Wednesday, November 4, 2020
3:30–4:30 pm

Online via zoom View recording here

This work is motivated by the possibility of a small number of automated vehicles (AVs) or partially automated vehicles that may soon be present on our roadways, and the impacts they will have on traffic flow. This automation may take the form of fully autonomous vehicles without human intervention (SAE Level 5) or, as is already the case in many modern vehicles, may take the form of driver assist features such as adaptive cruise control (ACC) or other SAE Level 1 features. Regardless of the extent of automation, the introduction of such vehicles has the potential to substantially alter emergent properties of the flow while also providing new opportunities for traffic state estimation. In this talk, I present some recent experimental and modeling work conducted to understand how AVs may be able to influence traffic flow.
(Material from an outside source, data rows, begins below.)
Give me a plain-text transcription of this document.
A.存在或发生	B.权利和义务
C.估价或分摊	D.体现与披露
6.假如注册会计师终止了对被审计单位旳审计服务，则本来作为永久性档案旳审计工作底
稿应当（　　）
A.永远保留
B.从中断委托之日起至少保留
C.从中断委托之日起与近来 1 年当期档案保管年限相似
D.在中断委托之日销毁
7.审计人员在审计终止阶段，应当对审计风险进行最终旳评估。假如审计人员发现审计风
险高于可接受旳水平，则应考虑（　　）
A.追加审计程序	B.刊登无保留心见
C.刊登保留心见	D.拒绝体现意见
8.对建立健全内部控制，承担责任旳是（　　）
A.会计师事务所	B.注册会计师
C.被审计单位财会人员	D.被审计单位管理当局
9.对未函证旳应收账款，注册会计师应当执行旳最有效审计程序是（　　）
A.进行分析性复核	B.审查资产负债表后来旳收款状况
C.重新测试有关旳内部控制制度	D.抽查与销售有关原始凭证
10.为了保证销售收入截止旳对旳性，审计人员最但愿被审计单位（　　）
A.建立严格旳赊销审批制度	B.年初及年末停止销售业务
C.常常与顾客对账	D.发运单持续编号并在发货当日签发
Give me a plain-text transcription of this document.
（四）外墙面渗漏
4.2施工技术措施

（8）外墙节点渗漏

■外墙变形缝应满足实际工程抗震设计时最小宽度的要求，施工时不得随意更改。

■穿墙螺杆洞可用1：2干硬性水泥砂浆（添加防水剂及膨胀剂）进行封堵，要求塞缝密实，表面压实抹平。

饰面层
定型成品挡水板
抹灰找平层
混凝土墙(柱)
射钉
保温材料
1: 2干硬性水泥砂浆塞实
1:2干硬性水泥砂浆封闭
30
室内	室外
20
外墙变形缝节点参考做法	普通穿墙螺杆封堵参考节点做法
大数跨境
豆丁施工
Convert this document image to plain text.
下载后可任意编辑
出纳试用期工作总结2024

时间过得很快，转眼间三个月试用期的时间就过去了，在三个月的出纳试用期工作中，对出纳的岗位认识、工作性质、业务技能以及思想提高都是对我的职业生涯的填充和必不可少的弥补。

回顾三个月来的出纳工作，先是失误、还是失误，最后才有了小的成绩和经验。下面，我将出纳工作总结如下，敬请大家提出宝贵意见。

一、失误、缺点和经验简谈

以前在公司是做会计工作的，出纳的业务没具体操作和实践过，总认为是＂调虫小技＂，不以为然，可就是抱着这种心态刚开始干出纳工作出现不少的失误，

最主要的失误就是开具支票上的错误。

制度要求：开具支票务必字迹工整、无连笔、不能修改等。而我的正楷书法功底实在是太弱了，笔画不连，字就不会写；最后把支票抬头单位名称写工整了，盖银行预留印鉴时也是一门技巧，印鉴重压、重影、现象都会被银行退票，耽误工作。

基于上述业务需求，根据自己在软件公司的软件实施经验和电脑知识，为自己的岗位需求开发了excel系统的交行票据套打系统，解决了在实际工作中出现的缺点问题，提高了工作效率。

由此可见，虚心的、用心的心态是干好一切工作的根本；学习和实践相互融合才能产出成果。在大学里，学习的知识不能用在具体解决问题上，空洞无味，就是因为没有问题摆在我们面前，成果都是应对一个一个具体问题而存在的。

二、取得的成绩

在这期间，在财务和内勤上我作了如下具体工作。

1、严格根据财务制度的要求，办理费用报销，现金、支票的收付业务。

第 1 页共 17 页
Raphael Stern is an Assistant Professor in the Department of Civil, Environmental, and Geo- Engineering at the University of Minnesota. Prior to joining UMN, Dr. Stern was a postdoctoral researcher in the Department of Informatics at the Technical University of Munich. Dr. Stern has also spent time as a visiting researcher at the Institute for Software Integrated Systems at Vanderbilt University. Dr. Stern received a bachelor of science degree (2013), master of science degree (2015), and Ph.D. (2018) all in Civil Engineering from the University of Illinois at Urbana-Champaign. Dr. Stern was a visiting researcher at the Institute for Pure and Applied Mathematics at UCLA, and a recipient of the Dwight David Eisenhower Graduate Fellowship from the Federal Highway Administration. Dr. Stern's research interests are in the area of traffic control and estimation with autonomous vehicles in the flow.